Ini 3 Sumber Krisis Ekonomi yang Tak Terbukti di Indonesia
JAKARTA - Kementerian Keuangan (Kemenkeu) menegaskan hingga detik ini tidak ada satu pun indikator yang mengarah pada potensi krisis ekonomi di Indonesia. Apalagi kondisi saat ini dikait-kaitkan dengan krisis ekonomi seperti 1998.
Penegasan ini dikeluarkan guna meredam berbagai spekulasi dan analisis liar di ruang publik maupun media sosial yang menyamakan gejolak pasar saat ini dengan awal mula kejatuhan ekonomi.
Wakil Menteri Keuangan Juda Agung mengatakan, secara ilmiah bahwa secara historis, runtuhnya perekonomian sebuah negara di belahan dunia mana pun selalu dipicu oleh tiga faktor utama yakni krisis fiskal, krisis neraca pembayaran, dan krisis sistem keuangan. Hasil evaluasi mendalam menunjukkan ketiga hantu krisis tersebut sama sekali tidak terdeteksi dalam struktur ekonomi nasional saat ini.
"Kalau melihat angka-angka tadi, jauh dari situasi krisis," tegas Juda di agenda Konferensi Nasional Pengembangan Ekonomi Daerah, Jakarta, Senin (25/5/2026).

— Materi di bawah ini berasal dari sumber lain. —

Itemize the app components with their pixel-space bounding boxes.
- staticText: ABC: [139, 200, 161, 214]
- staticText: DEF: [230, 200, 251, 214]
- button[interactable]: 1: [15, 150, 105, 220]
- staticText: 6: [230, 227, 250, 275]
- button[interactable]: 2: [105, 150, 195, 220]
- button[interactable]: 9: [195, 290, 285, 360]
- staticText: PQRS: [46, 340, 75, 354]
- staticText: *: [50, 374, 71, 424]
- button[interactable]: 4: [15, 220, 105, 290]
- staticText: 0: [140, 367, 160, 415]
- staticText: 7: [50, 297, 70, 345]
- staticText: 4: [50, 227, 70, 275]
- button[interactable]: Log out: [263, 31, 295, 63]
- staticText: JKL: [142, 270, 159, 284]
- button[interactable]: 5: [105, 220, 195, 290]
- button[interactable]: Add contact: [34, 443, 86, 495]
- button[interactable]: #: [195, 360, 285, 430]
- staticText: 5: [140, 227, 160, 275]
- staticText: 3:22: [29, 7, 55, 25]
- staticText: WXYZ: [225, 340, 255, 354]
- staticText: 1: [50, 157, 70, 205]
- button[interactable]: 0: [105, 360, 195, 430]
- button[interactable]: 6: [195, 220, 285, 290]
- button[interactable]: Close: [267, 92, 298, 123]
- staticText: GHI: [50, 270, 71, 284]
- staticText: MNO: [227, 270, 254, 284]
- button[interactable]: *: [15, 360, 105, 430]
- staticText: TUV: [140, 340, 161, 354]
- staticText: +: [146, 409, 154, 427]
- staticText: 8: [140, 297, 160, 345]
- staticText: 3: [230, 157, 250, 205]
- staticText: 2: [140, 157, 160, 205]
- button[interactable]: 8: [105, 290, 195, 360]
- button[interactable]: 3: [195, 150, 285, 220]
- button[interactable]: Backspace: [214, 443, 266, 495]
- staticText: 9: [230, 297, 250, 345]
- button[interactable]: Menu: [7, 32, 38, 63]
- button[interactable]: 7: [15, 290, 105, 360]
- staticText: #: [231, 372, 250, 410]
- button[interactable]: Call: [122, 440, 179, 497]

Lebih lanjut, Juda membedah pemicu krisis kedua, yakni kerapuhan pada pos neraca pembayaran akibat penumpukan utang swasta jangka pendek tanpa pelindung nilai (hedging), persis seperti stimulus kehancuran Asia pada periode 1997–1998. Penarikan modal asing secara mendadak (sudden stop) saat itu memicu kebangkrutan massal.

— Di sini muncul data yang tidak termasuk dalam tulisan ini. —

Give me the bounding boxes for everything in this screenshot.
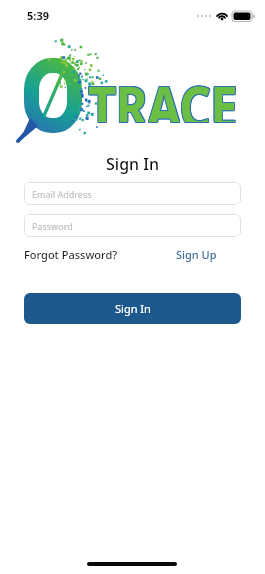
button[interactable]: Sign Up bbox=[176, 247, 217, 262]
staticText: Sign Up bbox=[176, 247, 217, 262]
staticText: TRACE bbox=[87, 65, 237, 121]
staticText: TRACE bbox=[87, 66, 237, 122]
staticText: Email Address bbox=[32, 188, 92, 200]
button[interactable]: Email Address bbox=[24, 182, 241, 205]
staticText: 5:39 bbox=[27, 8, 49, 23]
staticText: Sign In bbox=[115, 301, 151, 316]
staticText: TRACE bbox=[89, 66, 238, 122]
button[interactable]: Sign In bbox=[24, 293, 241, 324]
button[interactable]: Forgot Password? bbox=[24, 247, 118, 262]
staticText: TRACE bbox=[88, 67, 238, 123]
staticText: TRACE bbox=[89, 67, 238, 123]
staticText: TRACE bbox=[87, 67, 237, 123]
staticText: TRACE bbox=[88, 66, 238, 122]
staticText: Password bbox=[32, 220, 73, 232]
staticText: TRACE bbox=[88, 65, 238, 121]
staticText: Forgot Password? bbox=[24, 247, 118, 262]
staticText: Sign In bbox=[0, 153, 265, 175]
button[interactable]: Password bbox=[24, 214, 241, 237]
staticText: TRACE bbox=[89, 65, 238, 121]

Kondisi tersebut dipastikan tidak terjadi saat ini karena arsitektur neraca pembayaran Indonesia tergolong kokoh dan memiliki bantalan cadangan devisa yang tebal.
"Dan saat ini kalau kita lihat angka-angka neraca pembayaran kita relatif sehat dan relatif balanced. Jadi krisis neraca pembayaran tidak ada tanda-tanda itu," katanya.

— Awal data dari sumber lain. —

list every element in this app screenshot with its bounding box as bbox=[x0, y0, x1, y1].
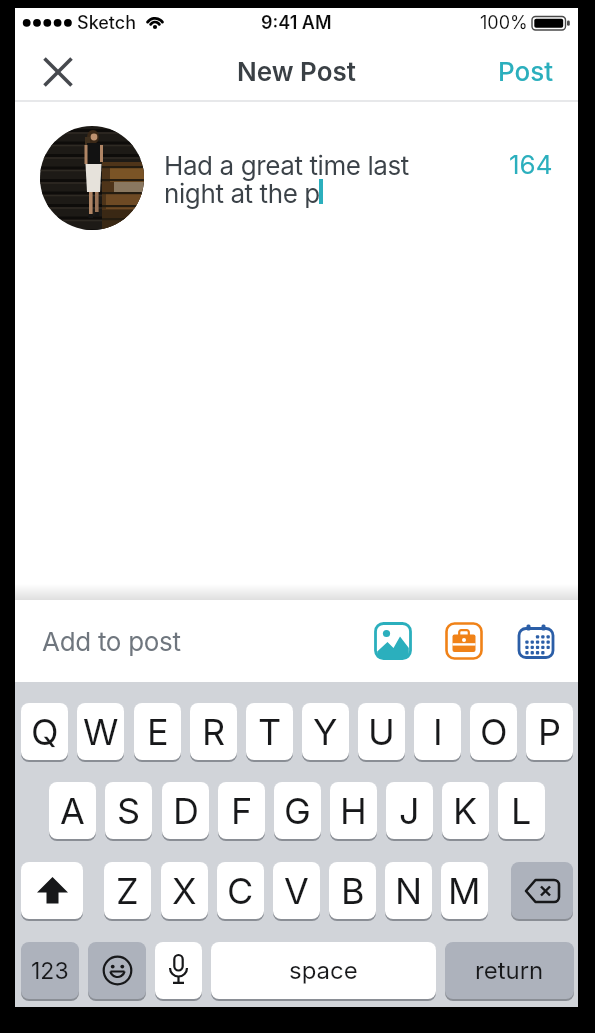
button[interactable]: H bbox=[330, 782, 377, 839]
button[interactable] bbox=[155, 942, 202, 999]
button[interactable] bbox=[88, 942, 146, 999]
staticText: return bbox=[475, 956, 544, 985]
button[interactable]: Y bbox=[302, 703, 349, 760]
staticText: D bbox=[173, 789, 199, 833]
staticText: O bbox=[480, 710, 508, 754]
button[interactable]: 123 bbox=[21, 942, 79, 999]
staticText: 100% bbox=[480, 12, 528, 34]
button[interactable]: Z bbox=[104, 862, 151, 919]
button[interactable]: space bbox=[211, 942, 436, 999]
button[interactable] bbox=[445, 622, 483, 660]
button[interactable]: I bbox=[414, 703, 461, 760]
staticText: R bbox=[202, 710, 226, 754]
button[interactable]: L bbox=[498, 782, 545, 839]
staticText: L bbox=[511, 789, 532, 833]
button[interactable]: G bbox=[274, 782, 321, 839]
staticText: H bbox=[340, 789, 367, 833]
staticText: Sketch bbox=[77, 12, 137, 34]
button[interactable]: C bbox=[217, 862, 264, 919]
button[interactable]: R bbox=[190, 703, 237, 760]
staticText: E bbox=[147, 710, 169, 754]
staticText: New Post bbox=[237, 56, 356, 87]
button[interactable]: Post bbox=[428, 55, 554, 87]
button[interactable]: U bbox=[358, 703, 405, 760]
staticText: space bbox=[289, 956, 358, 985]
staticText: F bbox=[231, 789, 253, 833]
staticText: G bbox=[284, 789, 311, 833]
staticText: Add to post bbox=[42, 626, 181, 657]
button[interactable]: S bbox=[105, 782, 152, 839]
staticText: Q bbox=[31, 710, 59, 754]
staticText: K bbox=[453, 789, 478, 833]
button[interactable]: E bbox=[134, 703, 181, 760]
staticText: B bbox=[341, 869, 365, 913]
staticText: Post bbox=[498, 56, 554, 87]
staticText: V bbox=[284, 869, 309, 913]
button[interactable]: return bbox=[445, 942, 574, 999]
staticText: 123 bbox=[31, 957, 69, 985]
button[interactable] bbox=[42, 56, 74, 88]
staticText: 9:41 AM bbox=[261, 12, 332, 34]
button[interactable]: M bbox=[441, 862, 488, 919]
staticText: Y bbox=[313, 710, 338, 754]
staticText: I bbox=[433, 710, 443, 754]
staticText: J bbox=[399, 789, 420, 833]
button[interactable] bbox=[517, 622, 555, 660]
staticText: 164 bbox=[509, 149, 553, 179]
staticText: C bbox=[227, 869, 254, 913]
button[interactable]: D bbox=[162, 782, 209, 839]
staticText: M bbox=[448, 869, 481, 913]
button[interactable] bbox=[511, 862, 573, 919]
button[interactable]: F bbox=[218, 782, 265, 839]
button[interactable]: A bbox=[49, 782, 96, 839]
button[interactable]: V bbox=[273, 862, 320, 919]
staticText: S bbox=[117, 789, 141, 833]
button[interactable]: N bbox=[385, 862, 432, 919]
button[interactable] bbox=[374, 622, 412, 660]
button[interactable]: T bbox=[246, 703, 293, 760]
staticText: Z bbox=[116, 869, 139, 913]
button[interactable]: P bbox=[526, 703, 573, 760]
button[interactable]: W bbox=[77, 703, 124, 760]
button[interactable]: Q bbox=[21, 703, 68, 760]
staticText: T bbox=[258, 710, 282, 754]
button[interactable]: B bbox=[329, 862, 376, 919]
staticText: A bbox=[60, 789, 85, 833]
staticText: W bbox=[83, 710, 119, 754]
staticText: P bbox=[538, 710, 561, 754]
button[interactable]: J bbox=[386, 782, 433, 839]
button[interactable]: K bbox=[442, 782, 489, 839]
button[interactable]: X bbox=[161, 862, 208, 919]
staticText: Had a great time last night at the p bbox=[164, 150, 409, 209]
staticText: U bbox=[368, 710, 395, 754]
button[interactable]: O bbox=[470, 703, 517, 760]
staticText: X bbox=[172, 869, 197, 913]
staticText: N bbox=[395, 869, 423, 913]
button[interactable] bbox=[21, 862, 83, 919]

Sementara untuk faktor pemicu ketiga, yakni malapraktik sistem keuangan seperti pecahnya gelembung aset (subprime mortgage bubble) di AS pada tahun 2008, juga dipastikan nihil di sektor keuangan dan properti domestik. Otoritas tidak menemukan adanya pembengkakan valuasi aset yang berlebihan yang berisiko memicu efek domino sistemik.
Menurut Juda, Kemenkeu menyuguhkan data realisasi APBN hingga April 2026 yang bergerak sangat impresif. Arus pendapatan negara sukses terkumpul hingga Rp918 triliun atau melesat 13,3 persen secara tahunan, disokong oleh pertumbuhan setoran pajak yang meroket hingga 16,1 persen.
Di lini belanja, pemerintah terus memompa belanja negara hingga tumbuh 34,3 persen sebagai motor utama penggerak daya beli pada kuartal II-2026.
Di tengah agresivitas belanja tersebut, defisit APBN justru berhasil ditekan turun ke level sangat rendah yaitu 0,64 persen terhadap PDB dari posisi bulan sebelumnya yang sempat menyentuh 0,92 persen.
"Keseimbangan primer bahkan surplus di bulan April ini," pungkas Juda.